Polygonum extracts, particularly from P. chinense L. and P. cuspidatum, have demonstrated antibacterial activity against various pathogens, such as Staphylococcus aureus (23, 24). It has been suggested that plant extracts can inhibit or kill pathogenic bacteria by disrupting the cell membrane or cell wall (23, 24). The antipathogenic effect of the plant extract indicates the potential benefits of consuming this plant for maintaining intestinal health. In addition, treatment of mice with PAP significantly increased body weight in the T1 and T2 groups compared with the C+ group, which received standard food (P < 0.05). Further research is needed to determine whether using PAP in the human diet as a therapeutic agent is beneficial for preventing the development of IBD and whether regular consumption as a prophylactic agent can prevent disease.

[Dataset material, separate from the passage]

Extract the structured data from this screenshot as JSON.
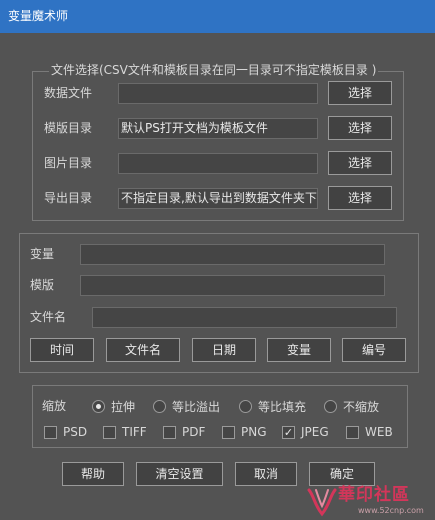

This study has several limitations. First, diclofenac is not recommended as a treatment in an acetic acid colitis model because it can worsen mucosal injury. However, a low dose of diclofenac (2.5 mg/kg) was used for short-term consumption, and no more severe damage than that observed in the C+ group was detected. Second, cytokine analysis was not conducted. It was expected that decreased NF-κB expression could decrease the expression of cytokines, such as TNF-α, IL-6, and IL-1. Third, microbiota analysis was not performed. These limitations should be addressed in future studies.
5.1. Conclusions
The results of this study showed that PAP prevented the development of inflammatory responses in a mouse model of induced colitis by decreasing NF-κB expression, increasing GPx and CAT expression, and restoring the intestinal microbiota. The anti-inflammatory effect was likely mediated by the flavonoid and phenol contents of PAP. The present findings suggest that using natural compounds to prevent inflammatory diseases may reduce the need to use synthetic compounds to treat inflammatory diseases in mouse models. However, further research is needed to confirm the preventive effect of Polygonum aviculare at the clinical level in humans and to accurately identify the involved molecular pathways.